HOSEA: LOOKING BEYOND JUDGMENT TO RESTORATION

XVI: God's Gracious Longsuffering Toward Israel

(Hosea 11:1-11)

 

I.               Introduction

A.    God's punishment is very painful, but afterward it yields the peaceable fruit of righteousness, Hebrews 12:11.

B.    This was the theme of Hosea, the "'death-bed prophet of Israel'" and the last prophet to the Northern Kingdom of Israel before it fell to Assyria in divine judgment. (ESV Introduction to Hosea)

C.    Hosea 11:1-11 describes God's gracious longsuffering toward Israel, giving hope on God's grace for His wayward people, so we view it for our insight, application and edification (as follows):

II.            God's Gracious Longsuffering Toward Israel, Hosea 11:1-11.

A.    In Hosea 11:1-4, God recalled how much He had enjoyed working with Israel when she was a new nation, much like a parent works with his small toddler child:

1.      God expressed how he had loved the nation in its childhood, that He had called His son Israel to come out of Egypt during the days of the Exodus, Hosea 11:1.

2.      However, the more they were called by the Lord, the more they went away from Him in their devotion, and they kept sacrificing to the Baals and burning offerings to false idols, Hosea 11:2.

3.      However, God recalled that it was He (the first person pronoun 'Anoki for "I Myself" is emphatic, Kittel, Bib. Heb., p. 906; B. D. B., A Heb. and Eng. Lex. of the O. T., p. 59) who had taught Ephraim, the Northern Kingdom of Israel, to walk, that He had held them up by their arms as they tottered along learning how to walk, but Ephraim did not know that He was the One Who had healed them, Hosea 11:3.

4.      God said He had led them with cords of kindness, with the bands of love, that He had become to them as One Who eases the yoke off of them, that He had bent down to them and fed them, Hosea 11:4 NIV.
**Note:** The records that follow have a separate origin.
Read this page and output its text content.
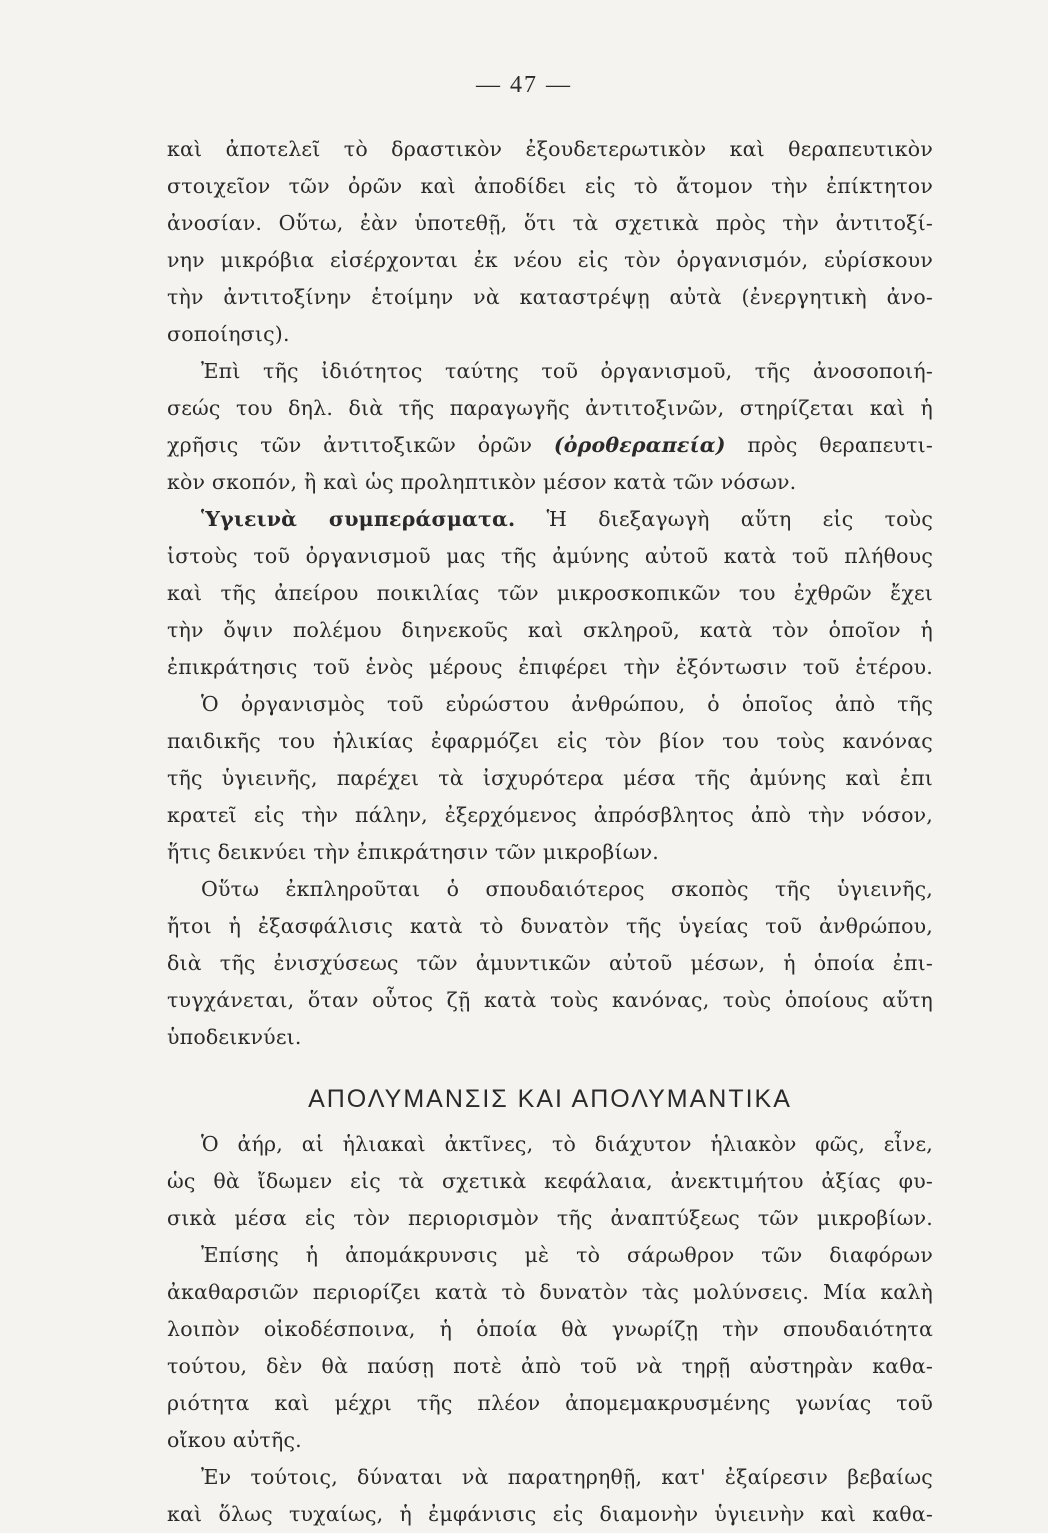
— 47 —
καὶ ἀποτελεῖ τὸ δραστικὸν ἐξουδετερωτικὸν καὶ θεραπευτικὸν
στοιχεῖον τῶν ὀρῶν καὶ ἀποδίδει εἰς τὸ ἄτομον τὴν ἐπίκτητον
ἀνοσίαν. Οὕτω, ἐὰν ὑποτεθῇ, ὅτι τὰ σχετικὰ πρὸς τὴν ἀντιτοξί-
νην μικρόβια εἰσέρχονται ἐκ νέου εἰς τὸν ὀργανισμόν, εὑρίσκουν
τὴν ἀντιτοξίνην ἑτοίμην νὰ καταστρέψῃ αὐτὰ (ἐνεργητικὴ ἀνο-
σοποίησις).
Ἐπὶ τῆς ἰδιότητος ταύτης τοῦ ὀργανισμοῦ, τῆς ἀνοσοποιή-
σεώς του δηλ. διὰ τῆς παραγωγῆς ἀντιτοξινῶν, στηρίζεται καὶ ἡ
χρῆσις τῶν ἀντιτοξικῶν ὀρῶν (ὀροθεραπεία) πρὸς θεραπευτι-
κὸν σκοπόν, ἢ καὶ ὡς προληπτικὸν μέσον κατὰ τῶν νόσων.
Ὑγιεινὰ συμπεράσματα. Ἡ διεξαγωγὴ αὕτη εἰς τοὺς
ἱστοὺς τοῦ ὀργανισμοῦ μας τῆς ἀμύνης αὐτοῦ κατὰ τοῦ πλήθους
καὶ τῆς ἀπείρου ποικιλίας τῶν μικροσκοπικῶν του ἐχθρῶν ἔχει
τὴν ὄψιν πολέμου διηνεκοῦς καὶ σκληροῦ, κατὰ τὸν ὁποῖον ἡ
ἐπικράτησις τοῦ ἑνὸς μέρους ἐπιφέρει τὴν ἐξόντωσιν τοῦ ἑτέρου.
Ὁ ὀργανισμὸς τοῦ εὐρώστου ἀνθρώπου, ὁ ὁποῖος ἀπὸ τῆς
παιδικῆς του ἡλικίας ἐφαρμόζει εἰς τὸν βίον του τοὺς κανόνας
τῆς ὑγιεινῆς, παρέχει τὰ ἰσχυρότερα μέσα τῆς ἀμύνης καὶ ἐπι
κρατεῖ εἰς τὴν πάλην, ἐξερχόμενος ἀπρόσβλητος ἀπὸ τὴν νόσον,
ἥτις δεικνύει τὴν ἐπικράτησιν τῶν μικροβίων.
Οὕτω ἐκπληροῦται ὁ σπουδαιότερος σκοπὸς τῆς ὑγιεινῆς,
ἤτοι ἡ ἐξασφάλισις κατὰ τὸ δυνατὸν τῆς ὑγείας τοῦ ἀνθρώπου,
διὰ τῆς ἐνισχύσεως τῶν ἀμυντικῶν αὐτοῦ μέσων, ἡ ὁποία ἐπι-
τυγχάνεται, ὅταν οὗτος ζῇ κατὰ τοὺς κανόνας, τοὺς ὁποίους αὕτη
ὑποδεικνύει.
ΑΠΟΛΥΜΑΝΣΙΣ ΚΑΙ ΑΠΟΛΥΜΑΝΤΙΚΑ
Ὁ ἀήρ, αἱ ἡλιακαὶ ἀκτῖνες, τὸ διάχυτον ἡλιακὸν φῶς, εἶνε,
ὡς θὰ ἴδωμεν εἰς τὰ σχετικὰ κεφάλαια, ἀνεκτιμήτου ἀξίας φυ-
σικὰ μέσα εἰς τὸν περιορισμὸν τῆς ἀναπτύξεως τῶν μικροβίων.
Ἐπίσης ἡ ἀπομάκρυνσις μὲ τὸ σάρωθρον τῶν διαφόρων
ἀκαθαρσιῶν περιορίζει κατὰ τὸ δυνατὸν τὰς μολύνσεις. Μία καλὴ
λοιπὸν οἰκοδέσποινα, ἡ ὁποία θὰ γνωρίζῃ τὴν σπουδαιότητα
τούτου, δὲν θὰ παύσῃ ποτὲ ἀπὸ τοῦ νὰ τηρῇ αὐστηρὰν καθα-
ριότητα καὶ μέχρι τῆς πλέον ἀπομεμακρυσμένης γωνίας τοῦ
οἴκου αὐτῆς.
Ἐν τούτοις, δύναται νὰ παρατηρηθῇ, κατ' ἐξαίρεσιν βεβαίως
καὶ ὅλως τυχαίως, ἡ ἐμφάνισις εἰς διαμονὴν ὑγιεινὴν καὶ καθα-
B.    However, because they refused to repent, they would certainly return as it were to Egypt from which God had called them in that they would surely go into captivity to Assyria with Assyria ruling over them, Hosea 11:5.

C.    The sword of the Assyrians would rage against their cities, consume the bars of their gates and devour them because of their plans to turn from the Lord, for Israel was determined to turn from Him, Hosea 11:6-7a.  Indeed, even if they called unto the Most High for help, God would not at all exalt them, Hosea 11:7b.

D.    Nevertheless, God as Israel's loving Parent was deeply torn over His punishment of Israel, noting that He could not give them up as His own, Hosea 11:8:

1.      God rhetorically asked how could He give Ephraim up, and how could He hand him over in judgment, 8a.

2.      The Lord asked how could He treat Israel like Admah and Zeboiim, cities annihilated along with Sodom and Gomorrah when God rained fire and brimstone down upon the cities of the Jordan plain, Hosea 11:8b with Deuteronomy 29:23; Ryrie Study Bible, KJV, 1978, ftn. to Hosea 11:8.

3.      Accordingly, God announced that His heart recoiled within Him just thinking about Israel's punishment, that His compassion for him as His son from Israel's childhood grew warm and tender, Hosea 11:8c.

E.     Accordingly, God in grace would restore Israel so that the nation would truly follow Him, Hosea 11:9-11:

1.      The Lord said that He would not execute His burning anger so as to destroy Ephraim again, for He was God and not a man, the Holy One in their midst, that He would not come in wrath, Hos. 11:9.  The phrase "For I am God . . ." uses the emphatic pronoun 'Anoki again, but here after the word 'El for Elohim, so the sentence literally reads, "For Creator God I Myself am . . ." to indicate that He as God was infinitely gracious where a man would not be as gracious as God with such a rebellious son! (Ibid., Kittel, p. 907)

2.      In the latter days after Israel had faced the refining fire of the Great Tribulation Period, the people would follow the Lord: He would roar like a lion, and when He roared, His children of Israel would come trembling like birds from Egypt, and like doves that head straight to their home nests they would come from Assyria, and God would return them to their homes, Hosea 11:10-11; B. K. C., O. T., p. 1403.

     

Lesson: Though God would severely punish Israel for turning from Him unto false gods, since God was attached in His commitment to Israel as if she were His son with whom He had worked since Israel's childhood, He would not desert him.  Rather, due to His infinite grace, God would refine the nation and restore Israel to his homeland, repentant and submissive to the Lord's will in the future Messianic Kingdom.

 

Application: (1) May we rejoice that God is infinitely gracious with His people, that He will not desert them over their sin.  (2) This also teaches that the Abrahamic Covenant is unconditional, the Premillennial view of prophecy.